- Second baseman
- Born: April 8, 1970 (age 56) Santo Domingo, Dominican Republic
- Batted: RightThrew: Right

MLB debut
- July 17, 1994, for the Oakland Athletics

Last MLB appearance
- August 4, 1994, for the Oakland Athletics

MLB statistics
- Batting average: .250
- Home runs: 0
- Runs batted in: 2
- Stats at Baseball Reference

Teams
- Oakland Athletics (1994);

= Francisco Matos =

Dominican baseball player (born 1970)

Francisco Aguirre Matos Mancebo (born April 8, 1970) is a Dominican former professional baseball player and current professional baseball coach. Signed as a free agent from his home region of Azua, Matos entered the world of Major League Baseball with appearances in 14 games for the Oakland Athletics during the 1994 season, primarily as a second baseman, though another area of tact to scouts included short-stop. Throughout his playing career, Matos earned his veteran status with his strong batting average and flexibility in playing positions, as he played second base, shortstop, and third base.

==Career==
He was originally signed as a free agent by the Oakland Athletics in 1987 and made his professional debut in 1989 with the Modesto A's. Francisco Aguirre Matos Mancebo played actively for sixteen consecutive baseball seasons, seven of which were at the AAA level with MLB organizations. His last active season as a player was in 2004 for the Brockton Rox of the Northeast League, which he concluded with a .359 BA.

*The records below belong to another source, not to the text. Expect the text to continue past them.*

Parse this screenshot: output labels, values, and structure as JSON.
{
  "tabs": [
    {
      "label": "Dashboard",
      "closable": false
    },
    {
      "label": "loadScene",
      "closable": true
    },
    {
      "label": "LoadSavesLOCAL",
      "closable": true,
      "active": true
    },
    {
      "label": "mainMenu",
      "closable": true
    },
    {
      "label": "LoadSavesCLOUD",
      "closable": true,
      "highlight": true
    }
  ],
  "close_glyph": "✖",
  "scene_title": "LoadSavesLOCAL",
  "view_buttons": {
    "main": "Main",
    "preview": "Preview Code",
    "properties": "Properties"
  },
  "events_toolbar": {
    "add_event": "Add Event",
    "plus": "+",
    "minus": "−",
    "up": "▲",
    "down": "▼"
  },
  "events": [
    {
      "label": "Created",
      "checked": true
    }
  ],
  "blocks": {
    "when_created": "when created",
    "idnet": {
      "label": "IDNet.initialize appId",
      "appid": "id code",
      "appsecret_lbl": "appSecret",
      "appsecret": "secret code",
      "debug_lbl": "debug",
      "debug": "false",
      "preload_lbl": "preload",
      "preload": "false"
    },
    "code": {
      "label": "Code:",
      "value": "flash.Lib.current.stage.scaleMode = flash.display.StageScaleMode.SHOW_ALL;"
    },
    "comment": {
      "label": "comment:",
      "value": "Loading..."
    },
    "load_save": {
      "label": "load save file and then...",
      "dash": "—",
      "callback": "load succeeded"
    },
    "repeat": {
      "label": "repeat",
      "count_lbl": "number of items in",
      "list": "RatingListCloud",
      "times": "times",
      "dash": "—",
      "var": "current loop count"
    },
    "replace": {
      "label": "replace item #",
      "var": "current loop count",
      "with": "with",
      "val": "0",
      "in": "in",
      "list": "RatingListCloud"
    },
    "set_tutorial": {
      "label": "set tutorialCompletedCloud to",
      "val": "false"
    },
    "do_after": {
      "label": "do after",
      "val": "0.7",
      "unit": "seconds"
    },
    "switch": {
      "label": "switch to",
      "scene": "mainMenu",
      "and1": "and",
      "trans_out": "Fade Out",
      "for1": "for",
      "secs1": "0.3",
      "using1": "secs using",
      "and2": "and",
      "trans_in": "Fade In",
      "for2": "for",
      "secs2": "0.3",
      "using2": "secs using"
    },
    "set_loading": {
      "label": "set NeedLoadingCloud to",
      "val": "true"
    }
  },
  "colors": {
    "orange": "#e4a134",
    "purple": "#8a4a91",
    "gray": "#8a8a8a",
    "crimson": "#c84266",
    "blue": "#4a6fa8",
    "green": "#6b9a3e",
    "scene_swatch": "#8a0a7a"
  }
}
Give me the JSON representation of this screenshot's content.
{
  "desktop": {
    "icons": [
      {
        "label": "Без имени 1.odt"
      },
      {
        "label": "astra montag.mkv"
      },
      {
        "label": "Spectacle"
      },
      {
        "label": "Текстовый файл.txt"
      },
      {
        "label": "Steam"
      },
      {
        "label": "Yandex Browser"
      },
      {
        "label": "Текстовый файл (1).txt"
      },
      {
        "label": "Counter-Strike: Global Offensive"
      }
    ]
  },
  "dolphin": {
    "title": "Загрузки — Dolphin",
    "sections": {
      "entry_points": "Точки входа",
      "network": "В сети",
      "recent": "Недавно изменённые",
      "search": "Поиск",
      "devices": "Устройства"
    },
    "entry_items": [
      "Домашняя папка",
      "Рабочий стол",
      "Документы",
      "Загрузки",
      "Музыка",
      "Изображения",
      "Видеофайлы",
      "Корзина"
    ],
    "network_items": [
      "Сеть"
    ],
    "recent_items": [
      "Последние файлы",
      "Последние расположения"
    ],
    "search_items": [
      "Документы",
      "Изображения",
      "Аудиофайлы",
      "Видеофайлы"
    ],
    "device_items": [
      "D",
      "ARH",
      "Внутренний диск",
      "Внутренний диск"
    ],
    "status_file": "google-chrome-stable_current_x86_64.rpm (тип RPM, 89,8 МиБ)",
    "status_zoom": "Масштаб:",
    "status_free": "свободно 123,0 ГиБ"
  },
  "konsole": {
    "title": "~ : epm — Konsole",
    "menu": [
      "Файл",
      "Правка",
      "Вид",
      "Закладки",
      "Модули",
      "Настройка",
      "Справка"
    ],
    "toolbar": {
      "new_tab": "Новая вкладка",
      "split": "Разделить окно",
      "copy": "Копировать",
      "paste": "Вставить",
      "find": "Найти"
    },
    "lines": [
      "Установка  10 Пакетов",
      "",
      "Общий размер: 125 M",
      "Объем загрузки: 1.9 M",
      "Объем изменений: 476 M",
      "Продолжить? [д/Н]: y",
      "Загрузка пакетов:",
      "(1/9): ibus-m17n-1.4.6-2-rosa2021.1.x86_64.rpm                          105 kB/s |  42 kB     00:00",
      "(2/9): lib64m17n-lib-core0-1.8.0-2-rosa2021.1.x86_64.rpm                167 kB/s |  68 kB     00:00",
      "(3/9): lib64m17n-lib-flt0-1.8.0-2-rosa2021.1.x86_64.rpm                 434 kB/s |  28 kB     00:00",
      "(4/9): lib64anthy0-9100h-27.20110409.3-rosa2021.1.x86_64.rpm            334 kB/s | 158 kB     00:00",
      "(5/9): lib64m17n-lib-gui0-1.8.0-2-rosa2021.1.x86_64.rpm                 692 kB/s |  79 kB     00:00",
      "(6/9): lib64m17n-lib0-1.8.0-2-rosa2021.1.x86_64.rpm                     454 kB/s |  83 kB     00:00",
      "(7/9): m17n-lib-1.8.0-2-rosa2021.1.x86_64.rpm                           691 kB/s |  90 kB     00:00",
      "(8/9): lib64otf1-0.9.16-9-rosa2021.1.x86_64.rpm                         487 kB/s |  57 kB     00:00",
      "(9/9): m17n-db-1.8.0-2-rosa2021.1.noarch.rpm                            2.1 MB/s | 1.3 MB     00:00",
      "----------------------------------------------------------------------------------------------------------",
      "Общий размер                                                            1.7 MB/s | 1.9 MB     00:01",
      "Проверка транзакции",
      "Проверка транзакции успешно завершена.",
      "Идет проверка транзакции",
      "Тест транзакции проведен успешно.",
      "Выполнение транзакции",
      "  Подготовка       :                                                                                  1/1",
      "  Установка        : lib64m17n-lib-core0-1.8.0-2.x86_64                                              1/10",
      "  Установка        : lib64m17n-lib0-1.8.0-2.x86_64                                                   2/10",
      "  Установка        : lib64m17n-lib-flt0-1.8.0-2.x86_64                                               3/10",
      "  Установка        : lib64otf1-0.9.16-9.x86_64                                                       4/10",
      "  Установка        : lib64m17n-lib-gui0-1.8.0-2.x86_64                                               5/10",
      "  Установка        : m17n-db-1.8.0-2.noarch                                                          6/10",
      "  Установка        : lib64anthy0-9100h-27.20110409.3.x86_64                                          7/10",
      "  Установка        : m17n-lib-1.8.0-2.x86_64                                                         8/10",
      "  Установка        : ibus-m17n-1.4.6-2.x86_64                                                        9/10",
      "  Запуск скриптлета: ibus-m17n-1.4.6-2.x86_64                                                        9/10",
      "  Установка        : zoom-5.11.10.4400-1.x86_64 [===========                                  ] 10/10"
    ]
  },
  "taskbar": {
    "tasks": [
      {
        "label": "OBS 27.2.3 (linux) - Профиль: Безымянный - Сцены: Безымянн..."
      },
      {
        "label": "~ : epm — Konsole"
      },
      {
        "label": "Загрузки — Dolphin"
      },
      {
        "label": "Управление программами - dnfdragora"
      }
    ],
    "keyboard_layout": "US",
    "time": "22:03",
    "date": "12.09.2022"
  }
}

Following his career as an active player, Matos continued his career within the realm of Major League Baseball as a hitting coach with the Los Angeles Angels of Anaheim for 9 seasons- giving Matos opportunity to fine-tune utilizing his gift of relating to young athletes in his teachings and instruction. Coaching with the Angels involved incorporating work with farm teams in Rancho Cucamonga and Salt Lake City, among others, and working closely with young starters such as Mike Trout, Hank Cogner, and Mark Trumbo. He is currently coaching with the Texas Rangers major league baseball franchise.

Matos is married with four adult children: Lee, Mary Alexandra, Natalie, and Yefry.